L’ordinateur quantique le plus performant réalisé jusqu’à présent comportait 7 qubits, et il a permis de factoriser le nombre 15 : le cryptage RSA a encore de beaux jours devant lui ! La raison n’est ni le manque d’effort expérimental, ni le manque de moyens financiers : simplement, le contrôle de N systèmes quantiques un par un ou deux par deux (les portes logiques single-qubit et two-qubit) est un défi majeur.
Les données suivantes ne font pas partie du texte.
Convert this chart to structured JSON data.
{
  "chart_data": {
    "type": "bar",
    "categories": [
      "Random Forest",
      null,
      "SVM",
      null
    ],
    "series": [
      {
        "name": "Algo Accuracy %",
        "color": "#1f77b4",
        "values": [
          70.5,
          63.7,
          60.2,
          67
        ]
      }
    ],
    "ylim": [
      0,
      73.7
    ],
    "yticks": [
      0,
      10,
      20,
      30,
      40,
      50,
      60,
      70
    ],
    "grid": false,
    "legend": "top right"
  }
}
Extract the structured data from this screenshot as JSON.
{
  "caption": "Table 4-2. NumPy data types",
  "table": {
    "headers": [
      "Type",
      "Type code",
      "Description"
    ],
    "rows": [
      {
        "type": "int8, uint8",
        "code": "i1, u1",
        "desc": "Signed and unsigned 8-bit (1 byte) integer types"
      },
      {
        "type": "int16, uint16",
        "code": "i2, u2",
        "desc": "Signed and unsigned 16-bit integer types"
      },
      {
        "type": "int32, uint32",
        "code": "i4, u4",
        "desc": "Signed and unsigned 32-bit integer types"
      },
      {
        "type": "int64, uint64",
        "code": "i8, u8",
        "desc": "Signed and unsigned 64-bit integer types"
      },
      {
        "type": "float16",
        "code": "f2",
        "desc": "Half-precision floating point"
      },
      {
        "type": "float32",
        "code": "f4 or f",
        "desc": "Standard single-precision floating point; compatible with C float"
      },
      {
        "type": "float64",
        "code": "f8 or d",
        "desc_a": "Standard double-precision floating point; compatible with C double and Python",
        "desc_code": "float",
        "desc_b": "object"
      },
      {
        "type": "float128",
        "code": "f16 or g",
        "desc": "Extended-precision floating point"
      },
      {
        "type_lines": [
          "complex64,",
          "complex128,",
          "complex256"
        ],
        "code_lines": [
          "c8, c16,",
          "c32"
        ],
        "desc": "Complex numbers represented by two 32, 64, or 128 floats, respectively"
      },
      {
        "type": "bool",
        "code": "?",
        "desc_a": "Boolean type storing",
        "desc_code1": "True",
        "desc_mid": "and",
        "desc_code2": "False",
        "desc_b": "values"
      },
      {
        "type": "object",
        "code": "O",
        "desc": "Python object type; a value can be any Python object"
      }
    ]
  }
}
Par exemple, le principe physique selon lequel le calcul quantique avec 7 qubits a été effectué, c’est-à-dire la résonance magnétique nucléaire, ne permet pas d’envisager une extension à plus grande échelle (à plus de qubits) : cela fut juste une prouesse expérimentale de physiciens, une preuve de principe que les lois de la physique quantique s’appliquent (chose dont personne ne doute vraiment), une pierre milliaire sur une route qui ne continue pas. D’autres techniques sont plus prometteuses : les ions piégés, les atomes dans des réseaux optiques... Et les semiconducteurs, qui sont à la base des ordinateurs classiques ? Pour l’instant, ils constituent la déception du domaine : en dépit des efforts des meilleurs groupes expérimentaux et des nombreuses idées des théoriciens, personne n’est encore arrivé à contrôler l’intrication dans ces systèmes (d’autant plus étonnant que le contrôle des systèmes individuels, la rotation des flèches, a atteint une précision remarquable).
On aurait bien des raisons d’être prudents, voire sceptiques devant le futur de l’ordinateur quantique : verra-t-il le jour ? Si oui, servira-t-il à quelque chose, mis à part le craquage du RSA qui entre-temps, avec un peu de chance, aura été remplacé par autre chose ? A cette attitude prudente, légitime et peut-être même sage, j’ose préférer l’enthousiasme de certains visionnaires : oui, l’ordinateur quantique verra le jour, et d’ici-là nous aurons appris encore beaucoup sur la physique, sur les sciences de l’information, et sur cette région à peine explorée qui s’étend entre les deux !

Lectures conseillées

Pour une présentation sans équations de la physique quantique : Valerio Scarani, Quantum Physics : A First Encounter (Oxford University Press, Oxford, 2006) [Traduction mise à jour de : Initiation à la physique quantique (Vuibert, Paris, 2003)].
Pour approfondir le calcul quantique, avec le formalisme : Michel Le Bellac, Introduction à l’information quantique (Belin, Paris, 2005).